Effects of multiplicity of infection, bacterial protein synthesis, and growth phase on adhesion to and invasion of human cell lines by Salmonella typhimurium

Abstract

Monolayers of intestine 407 (Int-407) cells were infected with the virulent Salmonella typhimurium strain C52, and the adhesion to and invasion of these cells were studied. The effects of the multiplicity of infection and growth phase of the bacteria (logarithmic versus stationary) on the interaction with eukaryotic cells were investigated. In contrast to other reports, we found no differences in the adhesive and invasive capacities of bacteria derived from logarithmic- or stationary-phase cultures. Invasion by S. typhimurium required bacterial protein synthesis and live Int-407 cells. Bacteria adhered equally well to dead or live Int-407 cells, which indicates that adhesion does not require metabolically active cells. Adhesion of S. typhimurium followed saturation kinetics, with a maximum of 10 adhesive bacteria per cell.

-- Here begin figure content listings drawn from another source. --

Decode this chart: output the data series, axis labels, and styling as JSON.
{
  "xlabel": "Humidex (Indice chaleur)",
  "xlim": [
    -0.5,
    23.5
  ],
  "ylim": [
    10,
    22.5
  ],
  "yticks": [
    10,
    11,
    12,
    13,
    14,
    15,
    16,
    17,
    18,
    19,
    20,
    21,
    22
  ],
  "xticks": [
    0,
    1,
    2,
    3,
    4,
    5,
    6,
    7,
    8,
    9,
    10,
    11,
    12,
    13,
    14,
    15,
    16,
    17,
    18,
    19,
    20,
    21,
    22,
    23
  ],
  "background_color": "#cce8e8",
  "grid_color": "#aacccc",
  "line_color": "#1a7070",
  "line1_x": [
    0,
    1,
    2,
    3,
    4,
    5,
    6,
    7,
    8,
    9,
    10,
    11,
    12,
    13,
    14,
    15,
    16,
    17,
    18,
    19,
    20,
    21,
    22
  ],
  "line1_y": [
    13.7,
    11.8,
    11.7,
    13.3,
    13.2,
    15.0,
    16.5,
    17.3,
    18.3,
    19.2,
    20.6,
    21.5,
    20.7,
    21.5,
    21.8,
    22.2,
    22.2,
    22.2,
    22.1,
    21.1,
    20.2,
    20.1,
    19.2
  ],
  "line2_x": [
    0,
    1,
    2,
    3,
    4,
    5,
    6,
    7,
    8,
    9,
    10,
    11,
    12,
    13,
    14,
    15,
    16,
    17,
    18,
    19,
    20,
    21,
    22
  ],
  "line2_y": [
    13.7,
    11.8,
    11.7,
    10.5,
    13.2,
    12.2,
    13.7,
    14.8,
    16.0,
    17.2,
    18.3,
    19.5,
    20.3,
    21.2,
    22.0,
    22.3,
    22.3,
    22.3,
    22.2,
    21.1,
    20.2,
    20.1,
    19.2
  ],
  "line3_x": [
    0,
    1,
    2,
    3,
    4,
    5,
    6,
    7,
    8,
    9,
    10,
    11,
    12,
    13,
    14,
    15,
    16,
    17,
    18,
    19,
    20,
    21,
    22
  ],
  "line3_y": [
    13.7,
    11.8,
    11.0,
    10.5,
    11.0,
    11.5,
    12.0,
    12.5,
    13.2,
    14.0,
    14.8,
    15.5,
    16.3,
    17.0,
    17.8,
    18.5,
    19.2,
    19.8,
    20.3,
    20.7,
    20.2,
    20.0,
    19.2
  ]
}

This indicates that there is a limited number of bacterial adhesion sites (receptors) available on the surface of the host cell. Killed and live bacteria adhered equally well and competed with each other for cellular adhesion sites. This and adhesion experiments performed in the presence of chloramphenicol showed that bacterial protein synthesis is not required for adhesion. The general validity of the results obtained with S. typhimurium C52 was confirmed by comparing the invasion and adhesion data with those of the frequently used SL1344 and SR11 strains. In addition, we assayed the adhesion and invasion of S. typhimurium C52, SL1344, and SR11 and 27 S. typhimurium field isolates with Int-407, HeLa, and HEp-2 cells.